Smaller Than Expected Crude Oil Inventory Withdrawal is Pressuring Prices


US crude oil stocks posted a decrease of 0.3 MMBbl from last week. Gasoline inventories increased 2.2 MMBbl, and distillate inventories decreased 1.6 MMBbl. Yesterday afternoon, API reported a crude oil draw of 5.3 MMBbl, alongside a gasoline build of 2.7 MMBbl and a distillate draw of 2.1 MMBbl. Analysts were expecting a crude oil draw of 0.9 MMBbl. The most important number to keep an eye on, total petroleum inventories, posted a decrease of 1.6 MMBbl. For a summary of the crude oil and petroleum product stock movements, see the table below.

US crude oil production increased 100 MBbl/d last week, per the EIA. Crude oil imports were down 81 MBbl/d last week to an average of 6.9 MMBbl/d. Refinery inputs averaged 16.8 MMBbl/d (189 MBbl/d more than last week’s average), leading to a utilization rate of 91.2%. The smaller than expected crude oil inventory withdrawal is pressuring prices. Prompt-month WTI was trading down $0.47/Bbl, at $58.34/Bbl, at the time of writing.
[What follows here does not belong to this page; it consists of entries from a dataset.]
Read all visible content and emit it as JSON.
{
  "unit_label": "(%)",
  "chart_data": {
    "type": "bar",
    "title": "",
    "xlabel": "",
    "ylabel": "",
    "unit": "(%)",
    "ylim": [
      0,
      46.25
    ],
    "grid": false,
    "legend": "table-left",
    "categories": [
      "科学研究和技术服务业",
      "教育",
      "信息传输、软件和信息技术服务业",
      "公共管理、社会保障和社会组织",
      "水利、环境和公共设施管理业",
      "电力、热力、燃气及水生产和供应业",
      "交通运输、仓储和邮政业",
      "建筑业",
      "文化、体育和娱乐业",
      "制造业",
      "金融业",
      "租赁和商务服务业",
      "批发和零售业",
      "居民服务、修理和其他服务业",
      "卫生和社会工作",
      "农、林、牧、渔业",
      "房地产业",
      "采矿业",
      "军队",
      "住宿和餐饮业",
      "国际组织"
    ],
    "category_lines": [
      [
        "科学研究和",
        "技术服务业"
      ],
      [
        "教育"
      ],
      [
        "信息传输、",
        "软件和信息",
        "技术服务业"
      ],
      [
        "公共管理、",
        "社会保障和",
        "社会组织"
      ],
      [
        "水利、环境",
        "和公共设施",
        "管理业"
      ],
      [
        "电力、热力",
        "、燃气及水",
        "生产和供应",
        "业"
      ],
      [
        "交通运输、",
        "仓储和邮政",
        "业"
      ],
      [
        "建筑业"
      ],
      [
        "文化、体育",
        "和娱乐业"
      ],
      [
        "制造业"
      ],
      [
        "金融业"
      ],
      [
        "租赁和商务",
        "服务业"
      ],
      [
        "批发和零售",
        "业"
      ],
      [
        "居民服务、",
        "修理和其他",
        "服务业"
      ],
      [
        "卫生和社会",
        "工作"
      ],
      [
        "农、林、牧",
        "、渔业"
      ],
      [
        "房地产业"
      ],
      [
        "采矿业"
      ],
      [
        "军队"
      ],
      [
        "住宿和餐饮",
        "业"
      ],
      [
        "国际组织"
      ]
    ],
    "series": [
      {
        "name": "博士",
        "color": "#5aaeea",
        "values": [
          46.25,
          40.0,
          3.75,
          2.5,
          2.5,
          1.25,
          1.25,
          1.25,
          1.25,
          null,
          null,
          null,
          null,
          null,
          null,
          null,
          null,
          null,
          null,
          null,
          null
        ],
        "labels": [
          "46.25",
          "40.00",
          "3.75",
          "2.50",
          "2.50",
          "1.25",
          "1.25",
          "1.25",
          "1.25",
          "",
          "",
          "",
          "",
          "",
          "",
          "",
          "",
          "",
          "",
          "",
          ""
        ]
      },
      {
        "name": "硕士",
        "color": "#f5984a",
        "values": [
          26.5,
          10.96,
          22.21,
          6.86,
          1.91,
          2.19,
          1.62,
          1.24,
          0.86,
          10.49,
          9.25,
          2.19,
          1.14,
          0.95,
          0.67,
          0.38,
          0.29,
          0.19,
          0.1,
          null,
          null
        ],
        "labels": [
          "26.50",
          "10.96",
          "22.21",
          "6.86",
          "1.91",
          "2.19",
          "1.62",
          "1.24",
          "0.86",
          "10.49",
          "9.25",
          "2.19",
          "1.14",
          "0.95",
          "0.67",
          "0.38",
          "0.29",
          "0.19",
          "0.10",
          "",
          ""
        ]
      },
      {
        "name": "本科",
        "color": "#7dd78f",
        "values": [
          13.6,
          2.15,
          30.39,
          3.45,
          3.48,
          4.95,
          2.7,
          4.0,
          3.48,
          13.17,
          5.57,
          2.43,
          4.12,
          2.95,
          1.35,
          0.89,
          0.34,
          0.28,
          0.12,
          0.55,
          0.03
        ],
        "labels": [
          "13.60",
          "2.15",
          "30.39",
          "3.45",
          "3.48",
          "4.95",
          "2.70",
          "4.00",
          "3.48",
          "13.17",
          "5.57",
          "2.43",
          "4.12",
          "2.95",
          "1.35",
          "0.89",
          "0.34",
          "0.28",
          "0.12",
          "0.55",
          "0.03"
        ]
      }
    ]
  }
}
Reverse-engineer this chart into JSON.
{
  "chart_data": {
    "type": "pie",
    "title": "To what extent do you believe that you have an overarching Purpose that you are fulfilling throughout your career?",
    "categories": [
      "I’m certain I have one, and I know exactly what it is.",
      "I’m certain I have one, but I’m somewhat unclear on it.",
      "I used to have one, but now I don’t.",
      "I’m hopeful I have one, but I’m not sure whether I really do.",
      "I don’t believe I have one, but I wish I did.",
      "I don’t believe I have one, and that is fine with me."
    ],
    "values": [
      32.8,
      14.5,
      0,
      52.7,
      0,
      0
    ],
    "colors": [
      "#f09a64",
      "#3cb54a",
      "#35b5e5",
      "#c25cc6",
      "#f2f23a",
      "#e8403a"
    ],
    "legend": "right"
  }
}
Smaller Than Expected Crude Oil Inventory Withdrawal is Pressuring Prices

Prices have been volatile as of late, but they recovered some of their losses after plunging to their two-month lows last week. The potential continuation of supply cuts into the second half of the year by OPEC, rising tensions in the Middle East, and declining Iranian and Venezuelan production are still keeping a strong floor for prices. However, the never-ending and progressively deteriorating US–China trade wars continue to put tremendous pressure on prices.

The meeting between OPEC and other producing countries last weekend gave some hope to the market on the possible extension of supply cuts into the second half of the year. Although the official decision will be made during OPEC’s next meeting, which is scheduled for the last week of June, Saudi Arabia Energy Minister Khalid al-Falih’s stance on being in favor of rolling over the existing cuts have been supporting prices. The disappointing US and global manufacturing data as well as US–China trade wars entering a new phase last week wiped out any bullish sentiment from al-Falih’s comments and pushed prices to their two-month lows last week.

Prices continue to see pressure based on the concerns about global economic and demand growth, as China recently signaled its willingness to escalate the existing trade war with the US by hinting at restricting the exports of rare earths to the US. Rare earths are a group of chemicals used in everyday electronics and military equipment. Although this has not yet been officially announced by China, the news rekindled the worries of a pro-longed trade war between the world’s two largest economies effecting economic and demand growth. Moving forward, the rising geopolitical tensions as well as declining production from Iran and Venezuela will continue to keep the floor up while trade wars continue to pressure prices.

The support area that held during late March and April will now find sellers for prices in the near term. A break back above that support area, on a daily close, will usher in a new range, between $57.33/Bbl (last week’s low) and $63.81/Bbl (where price runs found selling last week). A follow-through on the breakdown will send prices to where they were in early March, between $56/Bbl and $57/Bbl, which became the base for the recent run. While much of the long speculation was forced to cover last week (after the CFTC data), there remains a bid in the market due to the geopolitical unrest. Regardless of the two-directional sides to prices, higher volatility should be expected in the coming weeks as the market digests the geopolitical circumstances.